Could the few black owned farmers get loans and crop insurance from the feds like their white counterparts? Even when black folks tried to buy the land they worked for market value, who was to say if the recorder of deeds in po dunk Alabama would even record the sale and what court would force them to do so?
Post WWII, when black vets returned home, same issues re civil service, union jobs and GI Bill benefits that the vast majority of state schools simply refused to accept because they accepted no black undergrads or grad students. Tough to pull yourself up by your bootstraps when the boots you are given have none.
The playing field for the Irish and Jews for that matter may have started as tilted as that for Blacks in the US, but by the end of WW II it was far more level if you were perceived as white, even if not WASP.
White “supremacy” was so ingrained as a means of control in the South and elsewhere that even German POWs had more freedom of movement in the during WWII than black males of the same age.
https://time.com/5872361/wwii-german-pows-civil-rights/
One generation later—-we all have equal opportunity, not result- opportunity?
The House my dad bought for 29K in 1961 (WWII/Korea Vet) in the neighborhood he wanted is worth 429k today.
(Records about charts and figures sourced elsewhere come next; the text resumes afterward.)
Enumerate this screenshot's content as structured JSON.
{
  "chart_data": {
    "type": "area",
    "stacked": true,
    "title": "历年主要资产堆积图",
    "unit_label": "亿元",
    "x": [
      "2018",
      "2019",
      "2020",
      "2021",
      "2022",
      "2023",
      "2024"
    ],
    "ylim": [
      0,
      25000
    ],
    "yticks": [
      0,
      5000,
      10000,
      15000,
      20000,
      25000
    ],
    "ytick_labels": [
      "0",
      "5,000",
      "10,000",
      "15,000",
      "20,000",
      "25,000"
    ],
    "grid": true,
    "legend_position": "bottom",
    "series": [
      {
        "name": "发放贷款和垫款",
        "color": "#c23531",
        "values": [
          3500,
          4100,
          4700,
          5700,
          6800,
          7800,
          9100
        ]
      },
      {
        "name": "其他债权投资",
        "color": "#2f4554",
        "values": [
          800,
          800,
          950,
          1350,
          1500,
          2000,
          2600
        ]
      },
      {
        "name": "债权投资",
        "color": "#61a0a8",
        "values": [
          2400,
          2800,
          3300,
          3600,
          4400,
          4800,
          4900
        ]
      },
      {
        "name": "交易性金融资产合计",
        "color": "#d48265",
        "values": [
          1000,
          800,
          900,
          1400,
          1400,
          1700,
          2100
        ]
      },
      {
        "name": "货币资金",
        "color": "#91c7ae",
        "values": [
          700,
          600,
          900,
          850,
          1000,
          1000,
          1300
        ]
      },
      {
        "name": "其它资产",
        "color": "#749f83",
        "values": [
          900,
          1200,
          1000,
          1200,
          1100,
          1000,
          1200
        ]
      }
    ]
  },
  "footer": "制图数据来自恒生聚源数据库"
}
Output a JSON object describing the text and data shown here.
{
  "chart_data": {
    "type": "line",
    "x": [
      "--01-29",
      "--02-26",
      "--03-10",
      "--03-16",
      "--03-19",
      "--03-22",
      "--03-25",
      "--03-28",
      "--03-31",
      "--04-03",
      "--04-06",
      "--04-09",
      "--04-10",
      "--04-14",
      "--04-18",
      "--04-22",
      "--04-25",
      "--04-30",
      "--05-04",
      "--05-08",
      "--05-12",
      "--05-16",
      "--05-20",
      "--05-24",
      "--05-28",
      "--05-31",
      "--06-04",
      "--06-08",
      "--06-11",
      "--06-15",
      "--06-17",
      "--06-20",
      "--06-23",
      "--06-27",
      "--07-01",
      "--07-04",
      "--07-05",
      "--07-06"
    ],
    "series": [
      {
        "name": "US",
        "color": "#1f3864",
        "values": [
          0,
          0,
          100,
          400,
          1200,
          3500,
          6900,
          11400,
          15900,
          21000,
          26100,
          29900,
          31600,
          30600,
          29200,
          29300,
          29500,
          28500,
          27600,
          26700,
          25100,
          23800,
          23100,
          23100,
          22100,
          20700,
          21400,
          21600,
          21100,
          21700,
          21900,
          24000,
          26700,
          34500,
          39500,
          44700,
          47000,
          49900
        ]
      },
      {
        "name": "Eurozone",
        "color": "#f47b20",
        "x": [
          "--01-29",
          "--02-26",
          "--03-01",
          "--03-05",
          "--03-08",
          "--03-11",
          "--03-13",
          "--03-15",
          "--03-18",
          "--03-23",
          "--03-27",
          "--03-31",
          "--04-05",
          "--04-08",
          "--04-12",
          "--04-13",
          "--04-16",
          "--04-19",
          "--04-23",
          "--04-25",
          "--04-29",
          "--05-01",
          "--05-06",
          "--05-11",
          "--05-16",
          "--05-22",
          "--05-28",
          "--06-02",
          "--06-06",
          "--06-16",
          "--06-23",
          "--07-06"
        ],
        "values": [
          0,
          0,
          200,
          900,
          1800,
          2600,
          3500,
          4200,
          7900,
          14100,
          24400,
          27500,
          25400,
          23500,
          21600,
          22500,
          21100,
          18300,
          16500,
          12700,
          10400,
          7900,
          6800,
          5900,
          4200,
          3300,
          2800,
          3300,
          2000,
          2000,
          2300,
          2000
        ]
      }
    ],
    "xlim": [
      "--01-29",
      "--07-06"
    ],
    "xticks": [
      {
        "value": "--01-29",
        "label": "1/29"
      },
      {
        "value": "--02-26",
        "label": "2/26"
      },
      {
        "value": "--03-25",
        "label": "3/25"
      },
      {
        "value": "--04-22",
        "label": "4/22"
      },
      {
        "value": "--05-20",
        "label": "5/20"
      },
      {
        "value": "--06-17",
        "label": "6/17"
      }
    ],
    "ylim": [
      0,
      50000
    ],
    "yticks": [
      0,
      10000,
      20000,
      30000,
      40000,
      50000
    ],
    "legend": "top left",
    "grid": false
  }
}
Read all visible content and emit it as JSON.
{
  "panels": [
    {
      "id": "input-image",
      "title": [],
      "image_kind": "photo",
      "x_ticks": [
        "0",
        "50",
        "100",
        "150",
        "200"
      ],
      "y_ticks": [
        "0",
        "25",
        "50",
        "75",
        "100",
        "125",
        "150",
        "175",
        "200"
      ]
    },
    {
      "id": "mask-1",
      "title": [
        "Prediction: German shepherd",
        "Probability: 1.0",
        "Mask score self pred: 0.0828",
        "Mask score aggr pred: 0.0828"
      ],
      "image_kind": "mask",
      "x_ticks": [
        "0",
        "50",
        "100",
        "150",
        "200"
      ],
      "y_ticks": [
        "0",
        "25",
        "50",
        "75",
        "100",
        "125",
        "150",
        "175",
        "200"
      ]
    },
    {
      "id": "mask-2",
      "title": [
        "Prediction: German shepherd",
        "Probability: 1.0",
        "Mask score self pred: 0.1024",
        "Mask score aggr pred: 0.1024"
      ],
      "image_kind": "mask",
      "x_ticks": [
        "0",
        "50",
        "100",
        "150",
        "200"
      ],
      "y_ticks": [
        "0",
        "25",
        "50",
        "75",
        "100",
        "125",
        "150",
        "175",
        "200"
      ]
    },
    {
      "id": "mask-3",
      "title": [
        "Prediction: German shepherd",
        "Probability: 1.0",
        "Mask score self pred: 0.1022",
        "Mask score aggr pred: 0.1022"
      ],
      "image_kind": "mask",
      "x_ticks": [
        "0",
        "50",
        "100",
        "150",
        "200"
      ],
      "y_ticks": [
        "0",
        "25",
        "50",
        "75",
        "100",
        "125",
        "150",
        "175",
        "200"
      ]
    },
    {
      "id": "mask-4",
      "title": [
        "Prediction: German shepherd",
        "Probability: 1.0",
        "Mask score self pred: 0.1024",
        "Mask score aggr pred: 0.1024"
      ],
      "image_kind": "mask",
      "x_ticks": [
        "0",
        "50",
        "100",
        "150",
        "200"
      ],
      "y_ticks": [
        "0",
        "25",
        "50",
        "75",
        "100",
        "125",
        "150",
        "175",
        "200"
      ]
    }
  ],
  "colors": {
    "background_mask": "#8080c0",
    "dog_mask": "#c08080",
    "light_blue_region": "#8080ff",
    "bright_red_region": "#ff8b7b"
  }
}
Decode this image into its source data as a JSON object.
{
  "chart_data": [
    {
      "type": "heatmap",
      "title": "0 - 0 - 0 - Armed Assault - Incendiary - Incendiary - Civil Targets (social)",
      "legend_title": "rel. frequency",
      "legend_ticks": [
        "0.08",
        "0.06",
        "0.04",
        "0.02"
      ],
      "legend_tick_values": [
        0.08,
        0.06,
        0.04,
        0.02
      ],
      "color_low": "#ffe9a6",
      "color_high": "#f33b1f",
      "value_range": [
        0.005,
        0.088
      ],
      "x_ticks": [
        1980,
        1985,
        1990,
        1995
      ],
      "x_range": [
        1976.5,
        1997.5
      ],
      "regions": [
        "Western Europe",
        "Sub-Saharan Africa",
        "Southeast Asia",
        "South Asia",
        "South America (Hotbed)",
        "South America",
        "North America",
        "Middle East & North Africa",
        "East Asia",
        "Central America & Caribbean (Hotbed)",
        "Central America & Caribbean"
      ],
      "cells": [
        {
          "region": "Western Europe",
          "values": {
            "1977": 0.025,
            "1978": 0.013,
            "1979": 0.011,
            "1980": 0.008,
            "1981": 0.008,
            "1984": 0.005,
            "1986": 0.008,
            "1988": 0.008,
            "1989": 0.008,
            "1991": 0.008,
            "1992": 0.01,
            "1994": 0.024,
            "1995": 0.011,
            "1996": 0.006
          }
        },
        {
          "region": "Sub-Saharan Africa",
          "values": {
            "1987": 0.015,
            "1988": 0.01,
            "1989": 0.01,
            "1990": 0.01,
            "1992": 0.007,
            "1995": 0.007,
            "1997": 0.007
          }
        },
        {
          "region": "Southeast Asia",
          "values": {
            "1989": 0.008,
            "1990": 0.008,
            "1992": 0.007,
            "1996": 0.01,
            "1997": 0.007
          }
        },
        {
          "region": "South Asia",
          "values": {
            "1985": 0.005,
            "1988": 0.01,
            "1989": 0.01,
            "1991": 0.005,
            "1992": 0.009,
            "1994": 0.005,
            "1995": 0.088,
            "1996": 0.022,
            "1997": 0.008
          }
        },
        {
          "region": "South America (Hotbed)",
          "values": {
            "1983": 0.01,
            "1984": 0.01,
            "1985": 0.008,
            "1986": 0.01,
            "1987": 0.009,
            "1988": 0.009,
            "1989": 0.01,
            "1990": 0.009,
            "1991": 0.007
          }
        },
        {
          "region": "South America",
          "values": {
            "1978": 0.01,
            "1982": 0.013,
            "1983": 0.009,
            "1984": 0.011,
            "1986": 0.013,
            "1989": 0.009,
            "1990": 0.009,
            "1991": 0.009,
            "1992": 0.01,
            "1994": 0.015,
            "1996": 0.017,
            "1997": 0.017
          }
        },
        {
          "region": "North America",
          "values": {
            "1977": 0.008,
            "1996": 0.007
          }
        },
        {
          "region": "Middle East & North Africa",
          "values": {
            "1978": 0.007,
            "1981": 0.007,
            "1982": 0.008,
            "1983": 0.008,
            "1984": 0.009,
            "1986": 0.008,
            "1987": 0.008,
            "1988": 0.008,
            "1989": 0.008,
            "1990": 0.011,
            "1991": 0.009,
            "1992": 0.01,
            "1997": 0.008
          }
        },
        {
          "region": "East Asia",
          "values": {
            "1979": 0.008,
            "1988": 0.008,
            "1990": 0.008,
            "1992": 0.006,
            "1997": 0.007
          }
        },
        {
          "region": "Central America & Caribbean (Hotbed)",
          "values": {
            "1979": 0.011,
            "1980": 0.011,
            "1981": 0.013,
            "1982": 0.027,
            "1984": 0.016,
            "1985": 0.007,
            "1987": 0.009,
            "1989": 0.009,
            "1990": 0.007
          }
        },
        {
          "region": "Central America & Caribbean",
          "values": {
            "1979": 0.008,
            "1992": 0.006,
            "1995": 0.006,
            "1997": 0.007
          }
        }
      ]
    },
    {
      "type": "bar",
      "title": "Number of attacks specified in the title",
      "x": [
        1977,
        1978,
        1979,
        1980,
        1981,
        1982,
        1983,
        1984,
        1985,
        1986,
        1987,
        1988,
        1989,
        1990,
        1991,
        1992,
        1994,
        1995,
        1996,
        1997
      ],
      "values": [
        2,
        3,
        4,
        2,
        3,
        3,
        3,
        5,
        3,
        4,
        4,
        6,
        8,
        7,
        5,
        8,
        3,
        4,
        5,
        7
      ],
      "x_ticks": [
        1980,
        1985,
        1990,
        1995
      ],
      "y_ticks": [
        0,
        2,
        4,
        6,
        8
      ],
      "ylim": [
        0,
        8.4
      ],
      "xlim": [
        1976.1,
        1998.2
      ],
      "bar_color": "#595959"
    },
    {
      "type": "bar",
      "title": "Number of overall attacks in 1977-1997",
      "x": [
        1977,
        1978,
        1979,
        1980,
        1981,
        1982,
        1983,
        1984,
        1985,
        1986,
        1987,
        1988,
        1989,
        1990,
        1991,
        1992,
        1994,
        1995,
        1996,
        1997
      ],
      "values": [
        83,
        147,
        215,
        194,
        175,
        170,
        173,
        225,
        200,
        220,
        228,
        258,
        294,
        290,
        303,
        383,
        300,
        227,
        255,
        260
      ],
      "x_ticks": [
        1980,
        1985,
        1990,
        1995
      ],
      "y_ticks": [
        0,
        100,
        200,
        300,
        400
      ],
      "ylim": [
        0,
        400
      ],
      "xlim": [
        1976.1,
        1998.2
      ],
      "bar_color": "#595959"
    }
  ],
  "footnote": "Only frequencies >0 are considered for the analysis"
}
The house his black counterpart could buy ( in a redlined neighborhood) for the same 29k is worth less than half of the 429K. That difference in equity is the difference in financing how many post high school educational experiences in that family?
Urban v Suburban v Rural Public Schools., Public V Private Schools- equal opportunity there?
As a father, person and atty, I am often better at defining problems than solutions. Having said that, our country is like an old house, we may not have had anything to do with all of the neglect and problems, but now that we own the house, we have the responsibility to take a hard look inside and repair and maintain it. That starts with looking at it inside and out, defining and working the problems.
I fully acknowledge all of this is a pendulum that first went too far one way, was held there, and now is swinging rapidly the other way in response.
Rant over. Blessings to us all, in these times and places.